Having just purchased your new carving there are a few things you may need to know to keep it looking good for years to come.

Most of my carvings are made from “green” wood, meaning that the wood has not yet dried or seasoned. Why don’t I use dried timber? Mainly because air drying timber is a slow process with wood drying about an inch every year. You can imagine how long it would take to dry a 3 foot diameter log! so its just not a viable option for me.
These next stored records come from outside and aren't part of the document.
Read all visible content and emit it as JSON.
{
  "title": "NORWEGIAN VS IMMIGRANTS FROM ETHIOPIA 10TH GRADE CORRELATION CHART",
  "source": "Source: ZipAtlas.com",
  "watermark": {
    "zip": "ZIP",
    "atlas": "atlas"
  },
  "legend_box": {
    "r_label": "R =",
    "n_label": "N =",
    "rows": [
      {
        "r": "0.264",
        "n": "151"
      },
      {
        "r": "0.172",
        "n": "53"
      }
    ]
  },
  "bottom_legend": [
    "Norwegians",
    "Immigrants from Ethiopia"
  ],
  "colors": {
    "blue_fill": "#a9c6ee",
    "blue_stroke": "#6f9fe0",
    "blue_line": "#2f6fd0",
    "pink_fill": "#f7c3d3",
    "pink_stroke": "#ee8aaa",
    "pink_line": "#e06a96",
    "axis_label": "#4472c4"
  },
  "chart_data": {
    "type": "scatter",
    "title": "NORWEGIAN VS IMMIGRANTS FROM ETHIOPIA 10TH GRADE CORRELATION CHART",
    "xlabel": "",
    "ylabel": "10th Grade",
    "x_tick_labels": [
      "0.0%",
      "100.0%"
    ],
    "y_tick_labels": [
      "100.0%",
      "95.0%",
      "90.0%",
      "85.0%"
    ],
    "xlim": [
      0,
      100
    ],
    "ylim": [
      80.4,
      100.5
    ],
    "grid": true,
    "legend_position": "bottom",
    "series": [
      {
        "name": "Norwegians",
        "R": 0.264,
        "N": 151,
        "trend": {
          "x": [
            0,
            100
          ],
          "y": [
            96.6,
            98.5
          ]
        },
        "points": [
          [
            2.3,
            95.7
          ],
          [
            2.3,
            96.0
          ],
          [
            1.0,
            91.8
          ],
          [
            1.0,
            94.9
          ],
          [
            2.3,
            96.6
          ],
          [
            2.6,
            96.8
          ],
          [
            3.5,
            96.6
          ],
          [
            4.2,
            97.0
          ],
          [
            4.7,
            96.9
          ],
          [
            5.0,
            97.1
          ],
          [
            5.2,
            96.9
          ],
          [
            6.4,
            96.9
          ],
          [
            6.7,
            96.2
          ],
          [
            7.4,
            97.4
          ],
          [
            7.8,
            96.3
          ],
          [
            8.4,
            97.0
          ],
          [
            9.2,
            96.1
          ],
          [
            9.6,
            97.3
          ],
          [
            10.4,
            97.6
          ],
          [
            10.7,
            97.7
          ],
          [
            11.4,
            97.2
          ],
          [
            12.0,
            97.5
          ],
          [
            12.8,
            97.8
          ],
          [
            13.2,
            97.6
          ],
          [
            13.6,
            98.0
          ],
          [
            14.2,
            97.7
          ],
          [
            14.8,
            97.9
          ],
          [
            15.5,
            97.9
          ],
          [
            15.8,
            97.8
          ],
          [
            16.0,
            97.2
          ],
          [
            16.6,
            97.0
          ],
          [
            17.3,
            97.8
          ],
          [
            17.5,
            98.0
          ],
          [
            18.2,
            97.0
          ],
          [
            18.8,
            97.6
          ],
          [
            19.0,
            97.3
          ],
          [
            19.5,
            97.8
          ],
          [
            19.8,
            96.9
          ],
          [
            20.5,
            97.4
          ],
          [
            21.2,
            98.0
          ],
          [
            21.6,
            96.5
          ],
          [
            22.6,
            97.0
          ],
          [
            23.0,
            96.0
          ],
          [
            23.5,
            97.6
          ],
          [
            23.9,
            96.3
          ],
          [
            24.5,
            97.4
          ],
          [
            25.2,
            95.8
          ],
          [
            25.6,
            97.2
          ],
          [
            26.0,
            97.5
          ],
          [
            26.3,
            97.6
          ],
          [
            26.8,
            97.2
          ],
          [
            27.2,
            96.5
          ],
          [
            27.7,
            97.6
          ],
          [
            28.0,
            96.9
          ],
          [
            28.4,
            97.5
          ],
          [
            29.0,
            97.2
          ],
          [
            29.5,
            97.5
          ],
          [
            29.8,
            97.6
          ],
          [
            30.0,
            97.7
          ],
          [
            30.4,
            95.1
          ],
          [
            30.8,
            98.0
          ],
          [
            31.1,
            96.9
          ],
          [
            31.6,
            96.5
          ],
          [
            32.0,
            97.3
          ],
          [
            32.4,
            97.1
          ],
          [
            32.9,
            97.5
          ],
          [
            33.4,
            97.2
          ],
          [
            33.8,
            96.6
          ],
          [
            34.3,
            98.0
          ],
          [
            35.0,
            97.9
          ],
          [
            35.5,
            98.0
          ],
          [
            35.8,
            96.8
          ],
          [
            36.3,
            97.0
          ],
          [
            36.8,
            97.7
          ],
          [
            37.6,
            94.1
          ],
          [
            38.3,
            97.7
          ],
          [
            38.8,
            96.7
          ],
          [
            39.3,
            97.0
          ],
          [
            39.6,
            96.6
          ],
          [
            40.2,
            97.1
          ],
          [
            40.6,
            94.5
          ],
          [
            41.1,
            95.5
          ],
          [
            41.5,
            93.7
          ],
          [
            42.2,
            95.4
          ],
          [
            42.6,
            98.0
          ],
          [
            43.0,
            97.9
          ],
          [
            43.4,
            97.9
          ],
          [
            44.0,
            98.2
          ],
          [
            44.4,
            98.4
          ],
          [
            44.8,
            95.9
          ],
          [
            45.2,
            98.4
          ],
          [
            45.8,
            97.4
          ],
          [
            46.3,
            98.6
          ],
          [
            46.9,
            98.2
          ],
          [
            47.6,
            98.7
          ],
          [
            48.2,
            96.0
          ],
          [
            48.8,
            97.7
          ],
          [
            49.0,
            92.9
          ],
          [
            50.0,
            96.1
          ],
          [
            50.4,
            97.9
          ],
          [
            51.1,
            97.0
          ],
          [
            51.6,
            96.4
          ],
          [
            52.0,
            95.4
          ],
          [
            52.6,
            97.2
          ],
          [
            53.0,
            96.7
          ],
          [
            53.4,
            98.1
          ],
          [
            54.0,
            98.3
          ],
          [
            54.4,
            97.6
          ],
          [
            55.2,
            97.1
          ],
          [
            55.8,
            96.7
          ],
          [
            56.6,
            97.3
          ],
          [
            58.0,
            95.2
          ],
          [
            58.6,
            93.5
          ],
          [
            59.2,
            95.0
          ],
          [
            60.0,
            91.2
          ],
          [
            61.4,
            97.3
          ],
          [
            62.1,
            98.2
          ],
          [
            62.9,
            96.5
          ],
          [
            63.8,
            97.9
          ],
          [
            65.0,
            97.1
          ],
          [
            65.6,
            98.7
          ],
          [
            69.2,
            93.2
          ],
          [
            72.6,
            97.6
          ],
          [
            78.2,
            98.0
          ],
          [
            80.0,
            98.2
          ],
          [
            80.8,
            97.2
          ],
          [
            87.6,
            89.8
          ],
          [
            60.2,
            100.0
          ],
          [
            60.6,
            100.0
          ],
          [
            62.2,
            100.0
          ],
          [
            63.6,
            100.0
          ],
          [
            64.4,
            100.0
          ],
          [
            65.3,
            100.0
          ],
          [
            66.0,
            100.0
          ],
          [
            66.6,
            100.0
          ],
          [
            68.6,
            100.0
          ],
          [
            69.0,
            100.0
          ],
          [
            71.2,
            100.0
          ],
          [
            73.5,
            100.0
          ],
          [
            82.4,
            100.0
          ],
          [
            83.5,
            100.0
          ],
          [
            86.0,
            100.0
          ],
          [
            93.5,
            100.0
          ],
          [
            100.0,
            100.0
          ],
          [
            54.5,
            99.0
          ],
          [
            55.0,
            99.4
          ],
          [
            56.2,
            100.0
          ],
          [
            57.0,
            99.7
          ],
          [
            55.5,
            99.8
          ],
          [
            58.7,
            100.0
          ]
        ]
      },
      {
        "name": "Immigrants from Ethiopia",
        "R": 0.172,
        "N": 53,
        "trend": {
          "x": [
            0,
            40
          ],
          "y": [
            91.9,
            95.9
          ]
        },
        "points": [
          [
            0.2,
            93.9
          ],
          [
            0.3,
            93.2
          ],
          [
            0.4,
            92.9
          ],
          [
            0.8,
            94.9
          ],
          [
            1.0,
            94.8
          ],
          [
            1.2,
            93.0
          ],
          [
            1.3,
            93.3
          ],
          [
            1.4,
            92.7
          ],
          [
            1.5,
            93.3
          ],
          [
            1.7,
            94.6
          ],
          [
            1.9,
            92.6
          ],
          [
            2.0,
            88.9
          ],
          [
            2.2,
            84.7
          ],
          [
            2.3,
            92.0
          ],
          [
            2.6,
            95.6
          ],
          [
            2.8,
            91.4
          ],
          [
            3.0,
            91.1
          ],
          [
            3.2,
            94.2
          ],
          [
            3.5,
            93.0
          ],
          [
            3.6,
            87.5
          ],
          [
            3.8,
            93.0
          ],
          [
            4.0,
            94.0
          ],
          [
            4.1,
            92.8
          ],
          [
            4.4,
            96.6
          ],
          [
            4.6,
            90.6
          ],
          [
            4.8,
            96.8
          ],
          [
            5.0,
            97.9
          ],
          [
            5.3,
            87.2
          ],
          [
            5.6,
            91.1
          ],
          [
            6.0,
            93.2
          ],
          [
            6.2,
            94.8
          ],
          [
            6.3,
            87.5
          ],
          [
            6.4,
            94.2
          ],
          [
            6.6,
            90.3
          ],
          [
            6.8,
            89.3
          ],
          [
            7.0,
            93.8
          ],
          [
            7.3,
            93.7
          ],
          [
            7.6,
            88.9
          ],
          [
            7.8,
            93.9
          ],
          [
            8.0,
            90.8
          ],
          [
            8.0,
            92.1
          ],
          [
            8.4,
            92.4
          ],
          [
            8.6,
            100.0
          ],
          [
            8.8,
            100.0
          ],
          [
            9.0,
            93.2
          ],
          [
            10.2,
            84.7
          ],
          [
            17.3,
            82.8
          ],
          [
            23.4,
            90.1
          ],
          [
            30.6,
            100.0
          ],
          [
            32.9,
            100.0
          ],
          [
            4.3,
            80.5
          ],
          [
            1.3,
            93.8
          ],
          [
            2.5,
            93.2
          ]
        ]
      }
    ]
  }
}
As your carving dries and the wood gets used to its new shape, some cracks may appear, this is perfectly normal and there is nothing that can be done to stop this totally, but it can be limited by following the steps listed below.

1 . Me
Using the experience I have gained, I will do my best to “read” the wood. Meaning I will figure out where I think the main cracks want to come and work around them, so that any cracks that do develop will be hidden. Usually when I sell a carving I will tell the customer what I have done and where to expect the cracks to appear so that there are no surprises.

2 . Drying
Slow drying is the key to keeping your carving from developing larger cracks. The best way to do this is to place it in a slightly shaded spot in the garden out of the heat of the sun. It is advisable to do this for at least the first year till the wood has stabalised itself somewhat. If the carving is to be kept indoors the same applies, keep it in a cooler part of the house, away from any dry heat sources.

3 . Placement
After finding a suitable shady spot to display your carving, you should now make sure that it doesn’t sit directly onto the bare ground as it will draw up moisture causing the base to rot.This can be avoided by sitting the carving on gravel, little strips of wood, anything really that will allow moisture to drain freely from the base.

4 . Treatment
There are so many wood treatments out there it can get confusing. But the main things you are looking for on the tin are “preservative”, “mould resistant ” and one that will keep the colour that you want. I don’t personally like varnish as they tend to flake and peel after a few years. I prefer the various oils that are out there such as decking oil as these soak right into the wood and have built in mould inhibitors and preservatives. When I sell a carving I will tell you what I have used to treat it and when you should reapply the coating. But as a guide I would say to recoat whenever the carving starts to look dry, or at least twice a year in Spring and Autumn.

 

5 . Mould
Living in such a damp climate as we do, mould could be an issue. But by keeping your carving off the bare ground and regular recoating of the wood treatment with built in mould inhibitors, then it should stay mould free. If however you do get mould developing then this can be treated with a solution of bleach and water. Scrub the area with the solution and allow to dry before recoating with the oil.

 

One more option would be to have the whole carving pressure treated. This is the same process that sawmills use to treat fence posts, it will give the piece a 20 year life. I would only do this with woods that are not so naturally durable . The only drawback is that the wood will turn a light green colour, but this can be easily stained over.